Когда я понял, что действие бухла действует, как надо, то я осознал, что этот мир прекрасен, и что я способен на многое. Поэтому я смачно рыгнул на полупустой улице, почесал жопу, зачерпнул снег в ладони и умыл им своё рыло.
— Хорошечно-то как, бля! — Заметил вдохновлённо я.
До вокзала я не дошёл. Устал. Поссал в каком-то переулке, потом вышел в Северный сквер, где не бывал тысячу лет, так умилился снежными деревьями и фонтаном, отчего просто сел на лавочку и кайфовал.
На обратном пути я зашёл в тот же алкомаркет уже порядком в говно и взял ещё одну банку уже не помню чего.

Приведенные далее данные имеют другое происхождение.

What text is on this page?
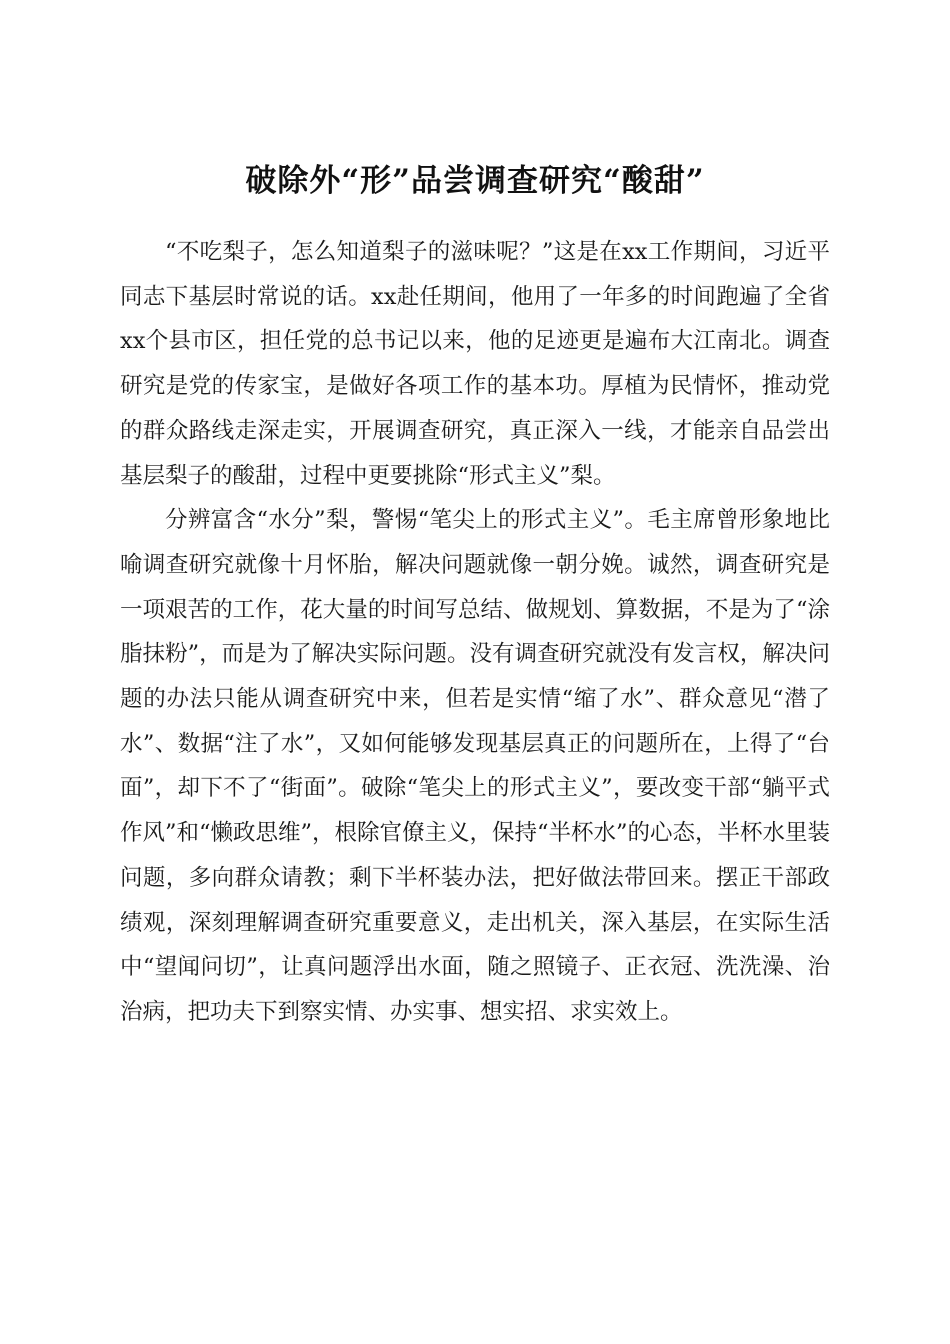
破除外“形”品尝调查研究“酸甜”

“不吃梨子，怎么知道梨子的滋味呢？”这是在xx工作期间，习近平同志下基层时常说的话。xx赴任期间，他用了一年多的时间跑遍了全省xx个县市区，担任党的总书记以来，他的足迹更是遍布大江南北。调查研究是党的传家宝，是做好各项工作的基本功。厚植为民情怀，推动党的群众路线走深走实，开展调查研究，真正深入一线，才能亲自品尝出基层梨子的酸甜，过程中更要挑除“形式主义”梨。

分辨富含“水分”梨，警惕“笔尖上的形式主义”。毛主席曾形象地比喻调查研究就像十月怀胎，解决问题就像一朝分娩。诚然，调查研究是一项艰苦的工作，花大量的时间写总结、做规划、算数据，不是为了“涂脂抹粉”，而是为了解决实际问题。没有调查研究就没有发言权，解决问题的办法只能从调查研究中来，但若是实情“缩了水”、群众意见“潜了水”、数据“注了水”，又如何能够发现基层真正的问题所在，上得了“台面”，却下不了“街面”。破除“笔尖上的形式主义”，要改变干部“躺平式作风”和“懒政思维”，根除官僚主义，保持“半杯水”的心态，半杯水里装问题，多向群众请教；剩下半杯装办法，把好做法带回来。摆正干部政绩观，深刻理解调查研究重要意义，走出机关，深入基层，在实际生活中“望闻问切”，让真问题浮出水面，随之照镜子、正衣冠、洗洗澡、治治病，把功夫下到察实情、办实事、想实招、求实效上。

Дальше меня нихуёво убило, отчего я помню только, как смачно блевал где-то во дворах, а потом, кажется, катался с ледяной горки и пердел.
Очнулся я весь мокрый на лавочке одного из домов. Было уже темно. Быстро прикинув, где я и куда мне идти, я зашёл в магазин и купил пачку мятной жвачки. По пути въебал её всю. Вернулся домой и сообщил маме, что мы решили вспомнить с Лёхой детство и боролись во дворе. Кажется, она поверила. Завтра я решил повторить данную операцию. Бухло помогало. Но и в то же время убивало меня.
17 Января
Сегодня я снова бухал, хотя после того, как я вчера весь вечер промучался, мне этого не особо хотелось. Но больше мне не хотелось находиться трезвым в этом мерзком мире. Сегодня я купил сок и бутылку водки. Вылил половину сока и налил половину водки. Бутылку выкинул, а тетрапак понёс с собой, посасывая оттуда драгоценное зелье.
На улице сегодня было очень холодно. Телефон показывал −32. Я несколько раз заходил в подъезды, чтобы согреться. Там я вылакивал немного моей бодяги, а затем отправлялся в новый путь. Сок кончился, когда я был на пяти остановках дальше от моего дома. Вокзал был близко. Сегодня я должен был до него дойти, но сперва надо было взять добавки. Голова была мутная, но я чувствовал, что я живой. Чувствовал, что хочу жить. Мне не нужна была эта ебаная Алёна. Мне нужны были поезда. Это всё, чего я хотел.
В лакашке я взял банку очередного нового коктейлю, откупорил прямо на входе и въёб добрую половину. От этого я смачнейше проблевался прямо в сугроб, но решил не отставать от намеченного пути. Долакал остаток банки мелкими глотками, чтобы не повторить извержение вулкана или чего хуже — пукана. До поездов я дошёл, но на мост не смог подняться — слишком был пьян. Заснул там на лестнице, а когда проснулся, то понял, что отморозил себе сраку.